Reverse Coding – The Data Story Guide

Reverse coding involves reversing the order of the values associated with categories in a variable. It is used to simplify data interpretation.

The values that are assigned to categories in variables are often determined automatically, based on the order with which options are presented. Consider a variable storing how much people like a politician, with values and labels of:

Love
Like
Neither like nor dislike
Dislike
Hate

The lower the average of such a variable, the more the politician is liked. It is easy for analyses from such data to be inadvertently misinterpreted. A simple fix is to recode the values as follows:

Hate
Dislike
Neither like nor dislike
Like
Love

Worked example

The table below shows how likely people said they would be to buy the iLock. The first row shows the answers when people were not given any pricing information. The second row shows the reactions when it was priced. Looking at the first column of the table, we can see that there is no difference in the top box scores of 13%. The category I would probably buy it score is higher for the unpriced option, but the difference is not statistically significant. However, if you look at the other categories, it is clear that the overall sentiment is lower for the priced option.
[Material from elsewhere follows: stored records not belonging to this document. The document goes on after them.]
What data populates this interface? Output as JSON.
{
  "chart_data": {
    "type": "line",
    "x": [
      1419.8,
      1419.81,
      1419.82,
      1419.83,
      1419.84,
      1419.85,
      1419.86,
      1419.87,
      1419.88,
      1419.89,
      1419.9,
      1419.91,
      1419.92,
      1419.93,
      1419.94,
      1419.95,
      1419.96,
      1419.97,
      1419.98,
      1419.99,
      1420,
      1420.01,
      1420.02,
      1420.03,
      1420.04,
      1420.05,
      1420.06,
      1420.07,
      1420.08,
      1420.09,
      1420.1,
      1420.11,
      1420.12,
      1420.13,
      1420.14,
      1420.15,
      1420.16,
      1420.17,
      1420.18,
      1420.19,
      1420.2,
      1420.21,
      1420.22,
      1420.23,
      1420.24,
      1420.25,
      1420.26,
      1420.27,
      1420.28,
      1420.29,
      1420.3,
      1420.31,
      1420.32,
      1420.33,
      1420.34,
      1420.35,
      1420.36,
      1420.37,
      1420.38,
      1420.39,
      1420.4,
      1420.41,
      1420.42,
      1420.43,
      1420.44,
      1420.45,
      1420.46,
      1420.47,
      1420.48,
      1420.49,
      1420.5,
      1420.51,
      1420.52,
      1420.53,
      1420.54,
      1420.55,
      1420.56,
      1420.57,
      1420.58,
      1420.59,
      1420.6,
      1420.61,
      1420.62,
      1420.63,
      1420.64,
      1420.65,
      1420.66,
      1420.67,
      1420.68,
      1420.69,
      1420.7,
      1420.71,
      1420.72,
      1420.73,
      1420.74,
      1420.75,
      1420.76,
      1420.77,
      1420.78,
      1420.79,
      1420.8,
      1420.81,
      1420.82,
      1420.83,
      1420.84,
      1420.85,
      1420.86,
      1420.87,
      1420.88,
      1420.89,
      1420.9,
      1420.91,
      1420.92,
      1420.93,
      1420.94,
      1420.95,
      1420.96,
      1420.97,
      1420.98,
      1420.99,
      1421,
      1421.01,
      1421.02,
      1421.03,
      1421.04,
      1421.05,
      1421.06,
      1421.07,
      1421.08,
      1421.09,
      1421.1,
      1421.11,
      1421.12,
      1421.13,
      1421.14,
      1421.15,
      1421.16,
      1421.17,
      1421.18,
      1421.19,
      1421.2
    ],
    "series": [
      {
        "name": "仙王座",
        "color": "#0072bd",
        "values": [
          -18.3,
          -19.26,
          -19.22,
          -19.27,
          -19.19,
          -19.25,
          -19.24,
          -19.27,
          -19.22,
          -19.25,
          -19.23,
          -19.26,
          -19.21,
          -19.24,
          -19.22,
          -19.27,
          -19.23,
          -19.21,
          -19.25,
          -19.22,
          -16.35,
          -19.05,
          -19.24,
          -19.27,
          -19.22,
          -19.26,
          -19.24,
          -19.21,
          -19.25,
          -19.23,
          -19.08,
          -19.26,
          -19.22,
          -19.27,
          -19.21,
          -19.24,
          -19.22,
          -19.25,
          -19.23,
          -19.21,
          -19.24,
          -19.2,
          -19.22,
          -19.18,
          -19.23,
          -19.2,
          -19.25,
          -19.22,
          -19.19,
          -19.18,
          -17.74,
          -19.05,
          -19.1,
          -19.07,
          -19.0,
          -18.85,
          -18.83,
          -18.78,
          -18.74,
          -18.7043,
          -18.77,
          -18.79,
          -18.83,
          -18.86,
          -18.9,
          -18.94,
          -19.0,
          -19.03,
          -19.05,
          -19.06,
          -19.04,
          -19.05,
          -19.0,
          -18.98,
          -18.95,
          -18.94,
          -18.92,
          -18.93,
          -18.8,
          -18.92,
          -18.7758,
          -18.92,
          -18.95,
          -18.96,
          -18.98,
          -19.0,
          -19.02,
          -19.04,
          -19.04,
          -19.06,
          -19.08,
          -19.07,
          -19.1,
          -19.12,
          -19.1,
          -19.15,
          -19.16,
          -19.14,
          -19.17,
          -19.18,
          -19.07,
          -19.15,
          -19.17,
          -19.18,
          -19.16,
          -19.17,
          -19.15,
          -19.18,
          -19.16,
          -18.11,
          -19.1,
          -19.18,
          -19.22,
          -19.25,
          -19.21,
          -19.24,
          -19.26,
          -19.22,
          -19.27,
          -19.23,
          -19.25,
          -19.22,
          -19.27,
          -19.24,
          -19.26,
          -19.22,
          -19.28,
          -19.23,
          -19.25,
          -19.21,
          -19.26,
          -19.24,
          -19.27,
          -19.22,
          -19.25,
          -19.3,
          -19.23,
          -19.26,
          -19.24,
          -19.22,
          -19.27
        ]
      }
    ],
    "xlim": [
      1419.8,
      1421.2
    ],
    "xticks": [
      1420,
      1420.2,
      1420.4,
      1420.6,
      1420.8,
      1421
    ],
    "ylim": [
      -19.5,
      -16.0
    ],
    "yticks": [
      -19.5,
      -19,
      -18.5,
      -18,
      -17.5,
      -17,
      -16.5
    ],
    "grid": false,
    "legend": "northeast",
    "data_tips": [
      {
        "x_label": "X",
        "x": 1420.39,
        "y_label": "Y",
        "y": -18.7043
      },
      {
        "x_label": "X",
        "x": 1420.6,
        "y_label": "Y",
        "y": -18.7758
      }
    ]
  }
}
Having to show the percentages of people choosing any of the options is a fairly verbose summary of the data. It is often useful to calculate the average response, rather than the percentage of people who chose each category. The Average column shows the average purchase intent for No price and $199. The way that the average has been computed is that in the raw data, I would definitely buy it has been set to a 1, I would probably buy it to 2, I am not sure to 3, probably not to 4, and I would definitely not buy it to 5.

The average for No price is lower than it is for $199. This means that on average people are more likely to have said they would buy the unpriced product than the priced one because the categories that represent higher purchase intention have been assigned lower values. It is counterintuitive that a low value represents more purchase intent. Consequently, it is common to reverse code the data, changing the values of the data so that categories that equate to higher purchase intent are given higher values. The reverse scale values are shown in the third column in the table below.

Purchase intent category	Original coding	Reverse coding
I would definitely buy it	1	5
I would probably buy it	2	4
I am not sure where I would buy it or not	3	3
I would probably not buy it	4	2
I would definitely not buy it	5	1

The table below contains the averages after the data has been reverse coded. It is now easier to correctly interpret, with a higher average corresponding to higher purchase intent.